Giovedì il presidente Rai Garimberti chiama Maroni per rassicurarlo, poi dice al Cda che bisogna invitare Maroni. Masi convoca Ruffini e ordina di ospitare Maroni, ma Ruffini risponde picche: replica registrata o niente, altrimenti si “stravolge il programma”. Piuttosto il ministro potrebbe farsi intervistare da Fazio a Che tempo che fa. Maroni rifiuta e va a monologare a Porta a Porta. L’Annunziata lo invita per domenica a In mezz’ora, sempre su Rai3. Venerdì la fiera resistenza di Ruffini rivela la consistenza di un budino. Il direttore di Rai3 chiama Maroni, si rimangia tutto quel che aveva detto, delegittima Mazzetti (già nel mirino di Masi che minaccia di licenziarlo) e subisce il diktat padano: il ministro sarà ospite a “Vieni via con me” e leggerà una lista di latitanti arrestati, prendendosi il merito del lavoro altrui.
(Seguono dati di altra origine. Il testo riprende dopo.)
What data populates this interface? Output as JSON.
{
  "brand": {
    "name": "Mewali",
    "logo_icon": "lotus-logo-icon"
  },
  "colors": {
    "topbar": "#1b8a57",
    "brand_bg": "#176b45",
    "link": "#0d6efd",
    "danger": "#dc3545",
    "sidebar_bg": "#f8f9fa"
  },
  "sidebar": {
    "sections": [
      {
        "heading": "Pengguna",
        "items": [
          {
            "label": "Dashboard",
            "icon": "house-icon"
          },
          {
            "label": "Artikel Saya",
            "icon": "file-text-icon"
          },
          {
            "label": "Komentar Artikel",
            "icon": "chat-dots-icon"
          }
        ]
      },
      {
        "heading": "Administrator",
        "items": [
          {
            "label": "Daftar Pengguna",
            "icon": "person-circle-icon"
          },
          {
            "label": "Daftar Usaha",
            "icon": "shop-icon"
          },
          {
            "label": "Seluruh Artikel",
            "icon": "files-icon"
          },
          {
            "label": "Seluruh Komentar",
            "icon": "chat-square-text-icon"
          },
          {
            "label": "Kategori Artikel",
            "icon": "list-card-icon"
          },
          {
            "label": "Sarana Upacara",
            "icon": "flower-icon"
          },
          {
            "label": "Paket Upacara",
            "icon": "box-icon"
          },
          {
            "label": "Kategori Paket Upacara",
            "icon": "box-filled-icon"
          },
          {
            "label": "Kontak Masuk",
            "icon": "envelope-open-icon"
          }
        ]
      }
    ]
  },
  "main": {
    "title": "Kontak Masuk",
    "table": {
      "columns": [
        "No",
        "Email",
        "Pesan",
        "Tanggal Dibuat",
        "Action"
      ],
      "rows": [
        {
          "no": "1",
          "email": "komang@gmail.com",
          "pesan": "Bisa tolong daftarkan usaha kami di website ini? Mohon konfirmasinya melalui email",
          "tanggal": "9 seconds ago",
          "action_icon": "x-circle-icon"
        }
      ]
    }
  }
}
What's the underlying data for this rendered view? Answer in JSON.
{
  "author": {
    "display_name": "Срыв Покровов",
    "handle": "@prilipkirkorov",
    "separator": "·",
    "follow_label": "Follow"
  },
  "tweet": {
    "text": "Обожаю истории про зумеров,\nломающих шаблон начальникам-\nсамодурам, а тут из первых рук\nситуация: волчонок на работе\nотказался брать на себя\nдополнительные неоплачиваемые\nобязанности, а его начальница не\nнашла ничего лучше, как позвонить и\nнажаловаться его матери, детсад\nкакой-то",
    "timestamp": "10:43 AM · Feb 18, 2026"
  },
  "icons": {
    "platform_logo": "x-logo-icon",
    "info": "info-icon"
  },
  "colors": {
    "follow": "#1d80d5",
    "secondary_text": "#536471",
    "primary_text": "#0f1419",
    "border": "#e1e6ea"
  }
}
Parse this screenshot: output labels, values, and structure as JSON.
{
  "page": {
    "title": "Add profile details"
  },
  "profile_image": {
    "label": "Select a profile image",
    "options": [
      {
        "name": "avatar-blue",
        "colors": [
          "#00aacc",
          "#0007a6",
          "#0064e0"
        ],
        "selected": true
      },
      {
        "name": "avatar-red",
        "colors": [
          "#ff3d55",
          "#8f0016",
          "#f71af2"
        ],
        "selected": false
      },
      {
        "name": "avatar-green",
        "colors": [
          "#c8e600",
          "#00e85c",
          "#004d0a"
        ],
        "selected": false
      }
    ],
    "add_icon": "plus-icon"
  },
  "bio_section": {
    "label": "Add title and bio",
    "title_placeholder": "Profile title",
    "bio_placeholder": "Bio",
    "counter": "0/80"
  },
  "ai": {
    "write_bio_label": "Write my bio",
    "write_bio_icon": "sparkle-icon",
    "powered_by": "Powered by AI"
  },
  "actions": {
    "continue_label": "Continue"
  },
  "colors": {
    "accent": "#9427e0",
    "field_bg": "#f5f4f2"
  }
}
Maroni, prima di comiziare a “L’ultima parola”, canta vittoria: “Mi hanno invitato e ho accettato”. In realtà s’è autoinvitato e gli hanno obbedito. Masi ringrazia fantozzianamente “Maroni per la sensibilità dimostrata”. Com’è umano lei. Ora è ufficiale: anche gli ospiti dei programmi di Rai3 li decide il governo. E Maroni, già in difficoltà per le beghe interne alla Lega e per le bugie sul caso Ruby smentite dal pm Fiorillo, s’è garantito un’intera settimana in tv mettendo il broncio per il monologo di Saviano che manco l’ha nominato: Matrix, Porta a Porta, Ultima parola, In mezz’ora, Vieni via con me. Lunedì, per la lista dei successi antimafia, potrebbe portarsi dietro Dell’Utri. Se non fosse vietato nominarlo.